LITTÉRATURE

« La femme sur le toit » – La mélancolie en ville

La femme sur le toit
© éditions Picquier

Recueil de poèmes traduit du chinois, La femme sur le toit de Xiuhua Yu se lit comme une longue méditation contemplative, entre observations de la nature et du temps qui passe.

La première page de ce recueil de poème raconte l’histoire de cette poétesse qui n’était pas vouée à en devenir une. Parce que la poésie est un genre littéraire devenu rare et que parmi les poètes, les poétesses se font encore plus rares. Mais aussi parce que Xiuhua Yu, née handicapée dans un milieu ouvrier chinois avant d’être mariée de force par ses parents. Selon les mots de l’éditeur-même, sûrement selon les siens aussi, elle n’était promise à rien d’autre « qu’aller chez Foxconn travailler en tant qu’ouvrière pour fabriquer des iPhones. »

Mais parfois la vie a plus d’imagination que le plus farfelu des écrivains. Alors, quand son mari, maçon itinérant et toujours en vadrouille dans le pays, quitte la maison, Xiuhua Yu se met à écrire des poèmes qu’elle publie sur son blog. Elle a vingt-sept ans et aucun autre projet que de s’évader, de s’extraire du monde par les mots, qui ont toujours eu cette formidable capacité de rendre belles de choses qui ne le sont pas. Xiuhua Yu habille le banal avec des vers simples, contemplatifs ; ses mots illuminent la nature qui l’environne et le font sans fard, l’air de rien.

«  Pardonnez-moi, j’écris encore des poèmes  »
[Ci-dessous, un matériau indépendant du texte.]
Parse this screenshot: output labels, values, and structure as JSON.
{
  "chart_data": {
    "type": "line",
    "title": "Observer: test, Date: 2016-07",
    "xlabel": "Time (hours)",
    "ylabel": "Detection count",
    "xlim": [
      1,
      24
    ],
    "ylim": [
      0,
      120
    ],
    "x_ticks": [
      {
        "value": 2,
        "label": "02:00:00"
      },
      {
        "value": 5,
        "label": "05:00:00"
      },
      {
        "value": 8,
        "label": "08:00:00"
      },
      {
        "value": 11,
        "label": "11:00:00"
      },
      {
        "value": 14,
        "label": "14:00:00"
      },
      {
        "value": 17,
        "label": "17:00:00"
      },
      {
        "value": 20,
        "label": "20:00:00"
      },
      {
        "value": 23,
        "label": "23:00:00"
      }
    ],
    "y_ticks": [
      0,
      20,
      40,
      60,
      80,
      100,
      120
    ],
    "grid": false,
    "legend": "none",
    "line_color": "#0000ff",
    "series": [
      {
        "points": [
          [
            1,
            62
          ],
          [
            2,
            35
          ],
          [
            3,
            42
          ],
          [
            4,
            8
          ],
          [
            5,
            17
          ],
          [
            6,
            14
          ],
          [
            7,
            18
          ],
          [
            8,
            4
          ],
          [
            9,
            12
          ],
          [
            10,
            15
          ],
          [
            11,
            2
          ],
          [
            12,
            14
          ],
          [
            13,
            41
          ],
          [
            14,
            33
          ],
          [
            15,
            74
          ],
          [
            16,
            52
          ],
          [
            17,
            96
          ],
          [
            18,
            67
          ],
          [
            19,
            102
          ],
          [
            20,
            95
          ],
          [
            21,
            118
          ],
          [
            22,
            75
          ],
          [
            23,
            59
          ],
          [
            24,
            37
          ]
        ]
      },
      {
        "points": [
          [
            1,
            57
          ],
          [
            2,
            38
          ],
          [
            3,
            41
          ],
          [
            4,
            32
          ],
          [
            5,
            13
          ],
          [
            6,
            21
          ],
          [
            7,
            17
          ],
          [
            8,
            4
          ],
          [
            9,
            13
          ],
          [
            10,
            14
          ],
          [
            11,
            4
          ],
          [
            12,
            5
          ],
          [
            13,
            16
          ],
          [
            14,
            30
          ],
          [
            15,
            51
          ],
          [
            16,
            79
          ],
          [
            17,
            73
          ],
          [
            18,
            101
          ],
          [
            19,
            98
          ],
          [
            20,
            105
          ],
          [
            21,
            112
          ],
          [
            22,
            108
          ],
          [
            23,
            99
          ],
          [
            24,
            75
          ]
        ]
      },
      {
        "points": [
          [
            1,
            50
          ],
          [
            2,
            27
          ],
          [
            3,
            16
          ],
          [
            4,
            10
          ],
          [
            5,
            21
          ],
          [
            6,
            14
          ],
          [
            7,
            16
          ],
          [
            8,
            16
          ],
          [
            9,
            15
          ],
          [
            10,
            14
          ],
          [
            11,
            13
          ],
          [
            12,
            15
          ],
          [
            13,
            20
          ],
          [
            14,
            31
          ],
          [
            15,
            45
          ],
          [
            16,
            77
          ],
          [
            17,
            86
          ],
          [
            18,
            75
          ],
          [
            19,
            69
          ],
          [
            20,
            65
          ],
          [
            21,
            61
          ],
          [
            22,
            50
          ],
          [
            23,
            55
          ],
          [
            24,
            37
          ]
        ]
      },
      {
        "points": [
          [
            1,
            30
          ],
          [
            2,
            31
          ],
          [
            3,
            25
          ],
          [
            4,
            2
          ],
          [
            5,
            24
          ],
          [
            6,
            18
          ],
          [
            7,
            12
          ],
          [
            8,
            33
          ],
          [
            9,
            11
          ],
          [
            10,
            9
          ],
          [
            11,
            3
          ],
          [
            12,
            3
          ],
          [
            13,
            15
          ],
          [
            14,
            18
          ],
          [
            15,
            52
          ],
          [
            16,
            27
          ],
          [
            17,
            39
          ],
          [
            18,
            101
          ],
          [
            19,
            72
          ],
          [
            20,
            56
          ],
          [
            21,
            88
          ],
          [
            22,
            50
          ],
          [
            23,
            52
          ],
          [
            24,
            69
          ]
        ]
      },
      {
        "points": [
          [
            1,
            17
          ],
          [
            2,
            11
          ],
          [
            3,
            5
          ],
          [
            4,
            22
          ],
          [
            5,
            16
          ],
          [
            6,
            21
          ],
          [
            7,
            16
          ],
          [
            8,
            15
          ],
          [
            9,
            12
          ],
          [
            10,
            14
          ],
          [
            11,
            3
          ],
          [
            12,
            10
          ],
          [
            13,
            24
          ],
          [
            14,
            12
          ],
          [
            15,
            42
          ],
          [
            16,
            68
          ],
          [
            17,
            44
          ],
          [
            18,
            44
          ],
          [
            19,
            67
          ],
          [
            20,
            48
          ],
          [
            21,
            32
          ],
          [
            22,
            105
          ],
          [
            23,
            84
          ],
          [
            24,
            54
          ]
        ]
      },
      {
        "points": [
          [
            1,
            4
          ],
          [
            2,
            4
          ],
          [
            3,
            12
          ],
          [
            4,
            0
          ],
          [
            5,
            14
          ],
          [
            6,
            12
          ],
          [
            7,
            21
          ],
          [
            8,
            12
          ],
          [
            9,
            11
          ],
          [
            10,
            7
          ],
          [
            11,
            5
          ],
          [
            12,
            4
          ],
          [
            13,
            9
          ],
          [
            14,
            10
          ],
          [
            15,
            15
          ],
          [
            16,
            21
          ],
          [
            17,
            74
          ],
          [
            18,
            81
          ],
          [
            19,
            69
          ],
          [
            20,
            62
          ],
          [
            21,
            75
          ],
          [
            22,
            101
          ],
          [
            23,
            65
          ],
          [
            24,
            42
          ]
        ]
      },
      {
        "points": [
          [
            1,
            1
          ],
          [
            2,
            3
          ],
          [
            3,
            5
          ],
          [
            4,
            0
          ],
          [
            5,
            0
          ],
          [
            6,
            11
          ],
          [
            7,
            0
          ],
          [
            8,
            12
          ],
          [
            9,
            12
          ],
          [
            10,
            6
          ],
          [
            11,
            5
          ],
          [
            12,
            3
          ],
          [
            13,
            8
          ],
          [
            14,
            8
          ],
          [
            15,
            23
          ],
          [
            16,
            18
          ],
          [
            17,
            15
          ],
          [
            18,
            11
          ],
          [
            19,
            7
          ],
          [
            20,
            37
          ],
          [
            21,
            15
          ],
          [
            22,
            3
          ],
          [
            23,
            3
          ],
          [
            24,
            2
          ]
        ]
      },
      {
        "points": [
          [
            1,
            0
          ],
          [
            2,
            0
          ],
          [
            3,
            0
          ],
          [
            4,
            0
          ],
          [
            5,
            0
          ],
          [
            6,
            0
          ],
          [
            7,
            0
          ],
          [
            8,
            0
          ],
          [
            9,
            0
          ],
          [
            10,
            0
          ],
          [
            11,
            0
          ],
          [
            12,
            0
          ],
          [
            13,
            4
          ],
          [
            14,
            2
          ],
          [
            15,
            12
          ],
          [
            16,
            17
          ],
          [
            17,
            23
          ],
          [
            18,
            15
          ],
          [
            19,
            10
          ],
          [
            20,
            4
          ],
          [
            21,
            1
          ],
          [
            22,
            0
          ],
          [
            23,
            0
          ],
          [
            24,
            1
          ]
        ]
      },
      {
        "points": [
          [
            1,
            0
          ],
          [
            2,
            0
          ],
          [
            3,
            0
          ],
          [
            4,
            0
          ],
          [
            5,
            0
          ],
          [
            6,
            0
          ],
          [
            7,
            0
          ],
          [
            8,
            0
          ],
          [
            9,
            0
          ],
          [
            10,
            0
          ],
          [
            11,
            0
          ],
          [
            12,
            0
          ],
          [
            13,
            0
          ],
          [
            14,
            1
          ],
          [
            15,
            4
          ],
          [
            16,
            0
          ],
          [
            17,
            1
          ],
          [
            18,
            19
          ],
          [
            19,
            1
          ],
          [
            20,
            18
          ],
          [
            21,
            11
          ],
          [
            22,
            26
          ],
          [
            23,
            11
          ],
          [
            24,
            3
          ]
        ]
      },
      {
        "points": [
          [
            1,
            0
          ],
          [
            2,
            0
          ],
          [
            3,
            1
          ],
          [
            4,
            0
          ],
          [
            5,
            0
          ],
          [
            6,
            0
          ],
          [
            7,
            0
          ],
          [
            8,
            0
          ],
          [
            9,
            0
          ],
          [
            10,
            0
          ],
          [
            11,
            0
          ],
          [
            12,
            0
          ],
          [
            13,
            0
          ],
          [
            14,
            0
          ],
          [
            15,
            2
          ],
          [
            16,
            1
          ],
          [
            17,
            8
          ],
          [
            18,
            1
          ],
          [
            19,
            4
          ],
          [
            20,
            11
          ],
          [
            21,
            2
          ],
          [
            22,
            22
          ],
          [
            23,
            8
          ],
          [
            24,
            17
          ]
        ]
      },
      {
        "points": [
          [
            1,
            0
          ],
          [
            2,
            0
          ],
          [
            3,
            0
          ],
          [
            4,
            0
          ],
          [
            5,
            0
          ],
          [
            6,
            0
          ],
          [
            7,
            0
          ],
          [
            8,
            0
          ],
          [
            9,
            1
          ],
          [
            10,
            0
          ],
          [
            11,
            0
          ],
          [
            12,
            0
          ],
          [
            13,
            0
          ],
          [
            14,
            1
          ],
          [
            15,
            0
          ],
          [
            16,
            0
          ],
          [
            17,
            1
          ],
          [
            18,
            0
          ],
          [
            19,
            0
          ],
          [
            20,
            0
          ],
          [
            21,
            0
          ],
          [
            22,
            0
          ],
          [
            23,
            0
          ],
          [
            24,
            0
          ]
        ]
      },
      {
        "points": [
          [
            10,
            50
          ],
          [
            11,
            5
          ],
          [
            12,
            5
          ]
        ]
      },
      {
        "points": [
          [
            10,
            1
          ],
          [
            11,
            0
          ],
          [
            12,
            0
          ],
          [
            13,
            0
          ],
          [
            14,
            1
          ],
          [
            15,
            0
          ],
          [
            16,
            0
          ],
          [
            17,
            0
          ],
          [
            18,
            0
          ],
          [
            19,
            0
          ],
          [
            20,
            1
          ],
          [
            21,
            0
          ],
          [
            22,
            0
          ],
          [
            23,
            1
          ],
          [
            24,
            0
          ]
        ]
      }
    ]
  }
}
Les poèmes de Yu nous parlent des choses de la vie et du quotidien. « Pardonnez-moi j’écris encore des poèmes » s’appelle l’un deux. Parce que la règle, c’est un par jour. C’est suffisant pour se révéler le monde à soi-même, au-delà, c’est trop, « trop fatiguant », plaisante-t-elle. D’ailleurs, un par jour, et si possible le matin. C’est comme ça qu’il faut aussi les lire. Parce que chaque poème est un rythme, une musique qui protège, qui nous accompagne tout au long d’une journée. Comment le monde peut-il être laid quand on a la poésie avec soi ?

D’ailleurs, les chinois ne s’y trompent pas. Yu publie régulièrement sur son blog. Ses mélodies contemplatives sont repérées par une revue poétique chinoise qui ne tarde pas à la publier. Bientôt, c’est une maison d’édition qui la publie. Et ce, malgré son statut d’ouvrière, malgré le handicap. Les éditeurs ne voient que son talent, les lecteurs aussi. Le livre, le sien, La femme sur le toit, devient le livre de poésie contemporaine le plus vendu du pays. Elle gagne suffisamment d’argent pour en vivre, pour divorcer, donne des conférences et surtout de la voix. Peut porter ses mots, passer sa vie à observer. À changer le monde en beauté. Alors, pour se convaincre de la portée de ces vers, il ne reste plus qu’à les lire.

«  pareille aux étoiles à la tombée de la nuit, brève étincelle, je marche dans le cimetière, allumée / le secret ne cesse de croître en moi, feu imprenable / le vent glisse, léger il saisit le feu, fort il m’éteint / ils me regardent à travers la terre, ces êtres au front du temps / qui se sont d’abord endormis pour moi, ont emporté pour moi sous terre un demi-monde / alors je vais clopin-clopant, rasant la chair des tombes, saignant  »

En traversant le cimetière, Xiuhua Yu dans La femme sur le toit

La femme sur le toit de Xiuhua Yu, poèmes traduits par Brigitte Guilbaud, éditions Picquier, 18 euros.